Impact of the Healthcare Structure on Women
The detrimental effects of inequitable healthcare distribution are most visible in the country’s astonishing maternal mortality rate. The World Bank’s 2017 data showed that 88 out of 100,000 mothers in Peru die from pregnancy-related causes. However, Peru’s efforts have substantially reduced the number from 10 years before when the maternal mortality rate in Peru was 112 per 100,000 mothers in 2007.

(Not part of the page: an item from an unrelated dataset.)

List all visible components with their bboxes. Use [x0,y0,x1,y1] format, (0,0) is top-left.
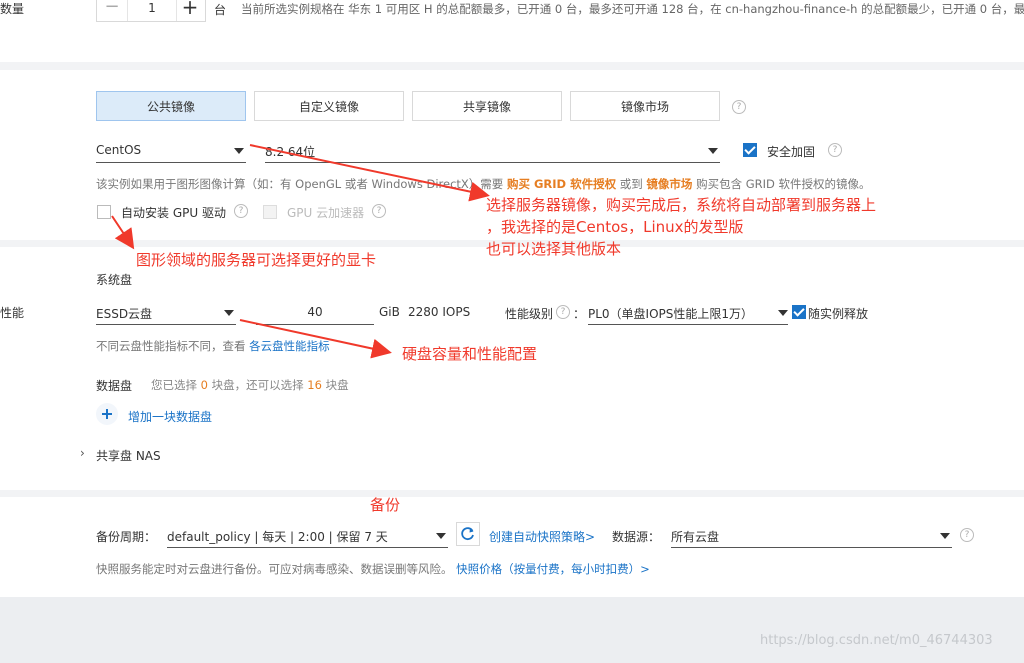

The burden of maternal mortality rests squarely upon the shoulders of poor, rural, and Indigenous women. They are dying from largely preventable causes in a massive breach of human rights. These women disproportionately face countless barriers to pregnancy wellness and birth healthcare, including a dearth of emergency obstetric and neonatal services, language barriers and a lack of information regarding maternal health. Peru has implemented policies in recent years to reduce the rate of maternal mortality, such as the increase of maternal waiting houses for rural pregnant women to reside in as they approach birth.
The only cause of premature death that precedes neonatal disorders as a result of inadequate neonatal obstetrics is lower respiratory infections. This type of infection is the most likely cause of premature death, and it has remained so since 2007. This illness, too, disproportionately impacts women and children. They are the most likely groups to die from household air pollution, a type of pollution caused by the burning of solid fuels for cooking and heating purposes. In Peru, 429 out of an estimated 1,110 yearly childhood deaths are caused by acute lower respiratory infections resulting from household air pollution. Combined, neonatal disorders and lower respiratory infections cause more death and disability than any other factor in Peru. These are shortening the lives of Peruvian women and children by almost 20%.
Moving Forward with Healthcare in Peru
The healthcare system in Peru is one that suffers many flaws. It is straining to support its people, especially in the midst of a worldwide pandemic. While the going is slow, the country is striving to reform its healthcare system. Peru is doing this by reforming its healthcare system in the direction of universal coverage – an achievable but certainly strenuous goal. Since vigorously implementing healthcare reform in the late 90s, Peru reports coverage of 80% of its population with some form of health services. While this number is far from ideal, it is evidence that the Peruvian government is not only cognizant of but concerned about its healthcare failures, and it is striving for a fuller coverage future.